Querido Enis:
No nos conocemos de nada, ¿o sí?, pero me permito dirigirme a ti en tu mismo tono de cordialidad, y lo que es más importante aún, de confidencialidad. Estas quieren ser palabras privadas que te dirijo en público. ¿Te acuerdas, bibliófilo, de quién escribió este verso? Seguro que sí. A mí por ejemplo, una de las cosas que me ha alegrado al leer tu libro (Las Bibliotecas de Dédalo, Prólogo de Alberto Manguel, Errata Naturae, 94 páginas, 2009, 9,90 €), es el que no haya una sola cita, un solo intertexto, una referencia que no produjera en mí alguna forma de eco (y de paso de Narciso). Esto puede querer decir al menos dos cosas: o bien que me voy haciendo viejo, y por lo tanto que mi memoria (costrosa por falta de interés para casi todo lo demás), está en un momento de esplendor libresco, o bien que tú eres una persona muy buena y has mencionado situaciones históricas, libros, autores con un afán casi casi divulgativo. Por otra parte, me permito dirigirme a ti en la forma de una carta personal, porque nos une al menos una amistad común, la de Irene, tu editora española; no sé si la conoces aún en carne y hueso, pero estoy seguro de que cuando la conozcas la considerarás tu amiga. A mí me bastó un rato para que así fuera. Has tenido mucha suerte. Irene (acaso por su juventud) sigue abierta a la amistad desinteresada. Tú que eres también editor, debes de saber mucho de la relación necesaria entre editor y escritor, ¡cuánto me gustaría preguntarte sobre el asunto!, pero por ahora voy a dejarlo aparte.

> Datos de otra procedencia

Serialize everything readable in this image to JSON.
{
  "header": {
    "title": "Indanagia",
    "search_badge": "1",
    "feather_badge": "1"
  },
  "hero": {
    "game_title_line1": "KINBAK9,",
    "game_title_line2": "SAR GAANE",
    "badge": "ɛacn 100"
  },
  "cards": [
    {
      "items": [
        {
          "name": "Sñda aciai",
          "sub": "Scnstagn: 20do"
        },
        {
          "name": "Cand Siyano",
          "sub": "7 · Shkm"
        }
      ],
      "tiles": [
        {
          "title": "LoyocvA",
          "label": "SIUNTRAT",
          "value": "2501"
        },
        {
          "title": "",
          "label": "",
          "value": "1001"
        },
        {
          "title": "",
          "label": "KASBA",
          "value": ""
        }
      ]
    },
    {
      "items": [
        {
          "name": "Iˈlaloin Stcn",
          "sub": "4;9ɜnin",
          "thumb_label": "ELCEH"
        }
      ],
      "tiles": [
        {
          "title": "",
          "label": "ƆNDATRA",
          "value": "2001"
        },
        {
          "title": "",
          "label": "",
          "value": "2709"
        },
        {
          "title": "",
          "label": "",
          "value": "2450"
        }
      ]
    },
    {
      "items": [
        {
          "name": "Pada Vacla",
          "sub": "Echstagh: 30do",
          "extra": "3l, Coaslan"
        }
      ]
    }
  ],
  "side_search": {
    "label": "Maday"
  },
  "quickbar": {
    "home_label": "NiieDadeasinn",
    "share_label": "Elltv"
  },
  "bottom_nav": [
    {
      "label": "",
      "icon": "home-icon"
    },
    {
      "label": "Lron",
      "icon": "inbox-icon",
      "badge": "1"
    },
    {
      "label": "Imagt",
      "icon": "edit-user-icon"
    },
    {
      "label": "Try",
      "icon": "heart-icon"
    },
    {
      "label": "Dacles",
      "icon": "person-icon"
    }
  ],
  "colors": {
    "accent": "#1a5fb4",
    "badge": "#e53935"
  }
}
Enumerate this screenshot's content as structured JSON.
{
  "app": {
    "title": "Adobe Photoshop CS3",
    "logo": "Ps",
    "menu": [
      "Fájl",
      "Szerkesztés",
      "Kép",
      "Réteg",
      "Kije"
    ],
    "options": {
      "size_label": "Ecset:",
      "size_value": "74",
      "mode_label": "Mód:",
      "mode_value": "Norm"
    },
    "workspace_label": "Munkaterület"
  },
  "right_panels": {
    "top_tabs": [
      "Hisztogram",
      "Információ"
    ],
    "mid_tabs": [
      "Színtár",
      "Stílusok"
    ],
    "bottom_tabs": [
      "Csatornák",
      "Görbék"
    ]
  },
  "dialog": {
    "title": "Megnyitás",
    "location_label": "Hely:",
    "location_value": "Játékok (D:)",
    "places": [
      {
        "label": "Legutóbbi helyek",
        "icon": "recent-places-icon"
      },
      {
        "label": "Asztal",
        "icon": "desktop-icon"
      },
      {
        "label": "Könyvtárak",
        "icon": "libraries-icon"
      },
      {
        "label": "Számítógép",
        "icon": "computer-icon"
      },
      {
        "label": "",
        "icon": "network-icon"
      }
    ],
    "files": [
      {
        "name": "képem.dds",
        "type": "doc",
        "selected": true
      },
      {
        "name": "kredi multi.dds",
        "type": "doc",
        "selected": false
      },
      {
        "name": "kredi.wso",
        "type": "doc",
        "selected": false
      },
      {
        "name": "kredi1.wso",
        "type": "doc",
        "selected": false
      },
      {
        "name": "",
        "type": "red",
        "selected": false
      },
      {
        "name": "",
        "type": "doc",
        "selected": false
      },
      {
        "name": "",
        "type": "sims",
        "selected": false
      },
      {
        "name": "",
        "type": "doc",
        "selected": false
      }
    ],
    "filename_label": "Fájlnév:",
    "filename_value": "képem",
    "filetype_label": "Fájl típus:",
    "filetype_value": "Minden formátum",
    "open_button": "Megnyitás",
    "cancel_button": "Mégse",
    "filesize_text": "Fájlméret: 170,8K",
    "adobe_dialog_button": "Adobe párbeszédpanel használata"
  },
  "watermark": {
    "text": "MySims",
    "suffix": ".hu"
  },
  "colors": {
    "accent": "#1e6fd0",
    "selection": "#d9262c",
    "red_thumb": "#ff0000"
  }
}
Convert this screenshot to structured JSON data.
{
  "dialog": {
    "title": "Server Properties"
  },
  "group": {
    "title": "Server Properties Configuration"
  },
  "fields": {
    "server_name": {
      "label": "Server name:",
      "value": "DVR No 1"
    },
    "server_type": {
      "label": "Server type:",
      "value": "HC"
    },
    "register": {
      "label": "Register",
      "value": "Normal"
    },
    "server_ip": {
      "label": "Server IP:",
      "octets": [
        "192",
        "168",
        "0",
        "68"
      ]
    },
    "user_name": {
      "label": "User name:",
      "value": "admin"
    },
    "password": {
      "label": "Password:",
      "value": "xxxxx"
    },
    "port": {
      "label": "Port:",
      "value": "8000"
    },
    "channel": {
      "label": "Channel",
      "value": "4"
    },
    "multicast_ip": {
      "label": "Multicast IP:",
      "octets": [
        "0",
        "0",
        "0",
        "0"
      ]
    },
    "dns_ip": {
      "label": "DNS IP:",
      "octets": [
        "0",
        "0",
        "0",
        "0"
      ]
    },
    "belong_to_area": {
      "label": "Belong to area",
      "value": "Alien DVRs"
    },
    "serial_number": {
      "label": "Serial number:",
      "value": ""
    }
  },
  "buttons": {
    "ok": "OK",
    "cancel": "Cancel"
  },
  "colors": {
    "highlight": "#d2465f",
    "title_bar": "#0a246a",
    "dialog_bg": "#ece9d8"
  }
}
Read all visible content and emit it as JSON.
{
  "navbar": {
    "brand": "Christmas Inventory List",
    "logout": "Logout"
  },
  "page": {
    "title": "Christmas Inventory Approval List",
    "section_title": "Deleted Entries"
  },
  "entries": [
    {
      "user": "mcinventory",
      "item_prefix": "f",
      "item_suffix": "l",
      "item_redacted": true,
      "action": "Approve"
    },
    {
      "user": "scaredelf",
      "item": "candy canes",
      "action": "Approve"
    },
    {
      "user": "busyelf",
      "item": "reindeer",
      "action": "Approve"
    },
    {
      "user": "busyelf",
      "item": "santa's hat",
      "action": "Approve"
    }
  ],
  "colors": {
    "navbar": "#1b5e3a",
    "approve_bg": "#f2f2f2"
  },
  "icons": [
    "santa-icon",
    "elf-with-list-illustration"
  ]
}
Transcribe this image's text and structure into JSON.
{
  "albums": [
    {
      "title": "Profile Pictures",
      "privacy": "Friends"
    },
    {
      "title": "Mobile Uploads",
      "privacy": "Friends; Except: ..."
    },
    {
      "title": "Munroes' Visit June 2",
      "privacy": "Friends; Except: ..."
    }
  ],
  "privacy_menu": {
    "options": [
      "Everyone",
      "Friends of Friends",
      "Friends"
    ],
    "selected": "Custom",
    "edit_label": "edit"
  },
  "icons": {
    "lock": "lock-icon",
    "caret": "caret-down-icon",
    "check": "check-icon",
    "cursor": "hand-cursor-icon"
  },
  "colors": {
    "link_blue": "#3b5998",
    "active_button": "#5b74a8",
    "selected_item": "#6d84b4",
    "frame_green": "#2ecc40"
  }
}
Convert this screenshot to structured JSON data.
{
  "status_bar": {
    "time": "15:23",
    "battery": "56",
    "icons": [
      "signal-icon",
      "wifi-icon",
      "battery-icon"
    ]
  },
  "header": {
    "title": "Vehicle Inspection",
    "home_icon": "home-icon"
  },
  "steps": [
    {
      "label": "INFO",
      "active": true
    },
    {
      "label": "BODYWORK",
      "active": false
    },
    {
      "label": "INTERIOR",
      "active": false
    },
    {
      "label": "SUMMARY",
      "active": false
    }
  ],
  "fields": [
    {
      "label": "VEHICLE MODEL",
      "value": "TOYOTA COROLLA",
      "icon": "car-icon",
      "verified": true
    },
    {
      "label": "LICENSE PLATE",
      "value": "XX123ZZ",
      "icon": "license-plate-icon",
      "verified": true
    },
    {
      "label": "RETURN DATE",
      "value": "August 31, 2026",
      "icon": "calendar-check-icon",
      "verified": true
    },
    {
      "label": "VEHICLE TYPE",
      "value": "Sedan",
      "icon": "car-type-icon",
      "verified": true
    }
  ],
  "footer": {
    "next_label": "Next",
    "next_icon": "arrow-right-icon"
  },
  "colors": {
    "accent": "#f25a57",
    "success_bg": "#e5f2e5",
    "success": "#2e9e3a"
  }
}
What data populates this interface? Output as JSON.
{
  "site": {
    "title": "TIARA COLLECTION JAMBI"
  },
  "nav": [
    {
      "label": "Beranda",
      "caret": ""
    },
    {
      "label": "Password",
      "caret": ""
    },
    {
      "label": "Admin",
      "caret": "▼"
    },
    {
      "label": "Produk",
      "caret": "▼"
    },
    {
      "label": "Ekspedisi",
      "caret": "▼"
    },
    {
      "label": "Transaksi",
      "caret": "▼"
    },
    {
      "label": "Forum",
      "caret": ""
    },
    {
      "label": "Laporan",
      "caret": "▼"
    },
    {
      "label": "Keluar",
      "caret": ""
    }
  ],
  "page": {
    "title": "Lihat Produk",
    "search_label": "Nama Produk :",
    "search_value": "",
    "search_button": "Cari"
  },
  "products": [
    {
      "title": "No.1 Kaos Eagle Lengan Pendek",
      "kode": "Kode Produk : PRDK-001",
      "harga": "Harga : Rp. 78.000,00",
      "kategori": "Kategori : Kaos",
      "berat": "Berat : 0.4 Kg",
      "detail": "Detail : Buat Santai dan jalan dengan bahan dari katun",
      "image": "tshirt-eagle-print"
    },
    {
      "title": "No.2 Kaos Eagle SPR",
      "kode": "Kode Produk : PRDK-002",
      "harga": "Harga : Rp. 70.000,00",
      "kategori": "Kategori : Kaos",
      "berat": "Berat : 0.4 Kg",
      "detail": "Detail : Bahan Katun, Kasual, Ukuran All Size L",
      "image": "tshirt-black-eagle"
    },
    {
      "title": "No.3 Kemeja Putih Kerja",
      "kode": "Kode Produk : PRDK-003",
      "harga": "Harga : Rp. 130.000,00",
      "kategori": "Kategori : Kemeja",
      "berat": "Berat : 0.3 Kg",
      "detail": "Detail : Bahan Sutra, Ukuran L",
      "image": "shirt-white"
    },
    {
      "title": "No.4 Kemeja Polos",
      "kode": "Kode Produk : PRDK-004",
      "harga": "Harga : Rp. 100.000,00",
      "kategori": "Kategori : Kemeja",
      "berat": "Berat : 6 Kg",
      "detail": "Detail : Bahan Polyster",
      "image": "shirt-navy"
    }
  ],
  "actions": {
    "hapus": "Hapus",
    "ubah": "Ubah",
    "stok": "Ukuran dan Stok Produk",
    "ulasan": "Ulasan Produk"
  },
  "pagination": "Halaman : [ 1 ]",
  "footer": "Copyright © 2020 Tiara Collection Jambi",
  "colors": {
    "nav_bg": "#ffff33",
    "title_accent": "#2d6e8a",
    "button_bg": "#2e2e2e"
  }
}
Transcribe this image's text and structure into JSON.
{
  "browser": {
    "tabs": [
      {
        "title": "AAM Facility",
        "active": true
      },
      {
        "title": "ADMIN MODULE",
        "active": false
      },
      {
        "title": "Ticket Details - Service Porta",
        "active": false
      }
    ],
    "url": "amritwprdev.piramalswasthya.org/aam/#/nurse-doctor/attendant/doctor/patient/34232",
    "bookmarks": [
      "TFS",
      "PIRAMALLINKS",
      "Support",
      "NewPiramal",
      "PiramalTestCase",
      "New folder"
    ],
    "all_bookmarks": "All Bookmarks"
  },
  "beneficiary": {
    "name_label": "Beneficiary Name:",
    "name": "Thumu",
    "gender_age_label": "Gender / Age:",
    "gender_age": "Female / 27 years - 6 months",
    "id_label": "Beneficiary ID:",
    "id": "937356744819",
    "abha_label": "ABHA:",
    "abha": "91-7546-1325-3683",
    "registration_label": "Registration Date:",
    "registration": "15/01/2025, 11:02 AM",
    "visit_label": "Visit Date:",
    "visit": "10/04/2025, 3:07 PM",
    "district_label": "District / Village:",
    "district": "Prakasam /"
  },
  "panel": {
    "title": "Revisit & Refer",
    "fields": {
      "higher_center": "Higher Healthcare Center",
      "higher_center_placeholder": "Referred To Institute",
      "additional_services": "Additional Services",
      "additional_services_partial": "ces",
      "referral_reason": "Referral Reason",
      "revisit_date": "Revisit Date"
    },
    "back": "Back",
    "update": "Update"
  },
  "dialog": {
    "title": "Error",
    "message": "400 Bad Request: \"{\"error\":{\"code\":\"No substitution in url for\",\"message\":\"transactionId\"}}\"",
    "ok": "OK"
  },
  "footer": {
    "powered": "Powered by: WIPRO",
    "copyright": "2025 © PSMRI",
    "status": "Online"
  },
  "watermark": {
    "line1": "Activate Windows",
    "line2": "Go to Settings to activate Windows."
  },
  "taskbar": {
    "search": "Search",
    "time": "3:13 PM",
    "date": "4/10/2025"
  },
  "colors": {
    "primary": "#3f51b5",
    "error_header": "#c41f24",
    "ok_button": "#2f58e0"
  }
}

Te lo digo pronto, y de antemano: lo que más me ha gustado de tu libro, lo que desde el primero momento me ha mostrado que no se trataba de otra obra más sobre libros, bibliotecas y otras neuras de bibliómano (¿acaso Dante o Chretien escribieron sobre su biblioteca? ¿lo hicieron tal vez Homero o Safo?), de esas que no interesan ni al propio escritor siquiera, han sido las preguntas retóricas que formulas a lo largo de sus cien páginas. Me he quedado maravillado, cada una se perfila como una saeta gitana, todas se te quedan clavadas en el corazón, y hasta puede que no te dejen dormir tranquilo. Por ejemplo, cuando dices: “Paso de sala en sala mirando la Biblioteca y los libros de los estantes, y entonces, lanzas la pregunta: ¿durante cuánto tiempo más?”. Tu libro tiene como horizonte la muerte, y la desaparición final (llegas a decir que escribir un libro puede dar derecho, tanto o más que a la anhelada y tópica inmortalidad, a la absoluta desaparición, al aniquilamiento, a la inmersión definitiva en la Nada incolora). Me parece precioso ese pensamiento que a mí me ronda cada vez que recorro el pasillo de mi casa para dirigirme a la cama. Una vez tumbado transito de nuevo por el pasillo de los libros y repaso mentalmente los estantes. Te confesaré una cosa, confidencia por confidencia: una vez un médico chino al que acudía para recibir masajes en los pies (conste que me los daba su enfermera), me dijo que para liberar el estrés pensara en algo que me relajara. Así lo hacía, sin resultado aparente, quizás porque en realidad pensaba en mi biblioteca (las otras en las que se me ocurría pensar o engordaban o eran pecaminosas). No me atreví a reconocérselo a mi amigo Wan, sobre todo porque antes le había dicho que mi cansancio, cómo no, venía de un exceso de lectura y escritura. La cosa es que, antes de caer en la sima del sueño, como ocurrirá en ese día final, pienso en los días que me queden para leer. No sé si el hecho de haber reconvertido la medida del tiempo que resta en un cómputo de días de lectura (y escritura) me convierte o no en sosias tuyo, pero en el fondo creo que eso no tiene importancia alguna.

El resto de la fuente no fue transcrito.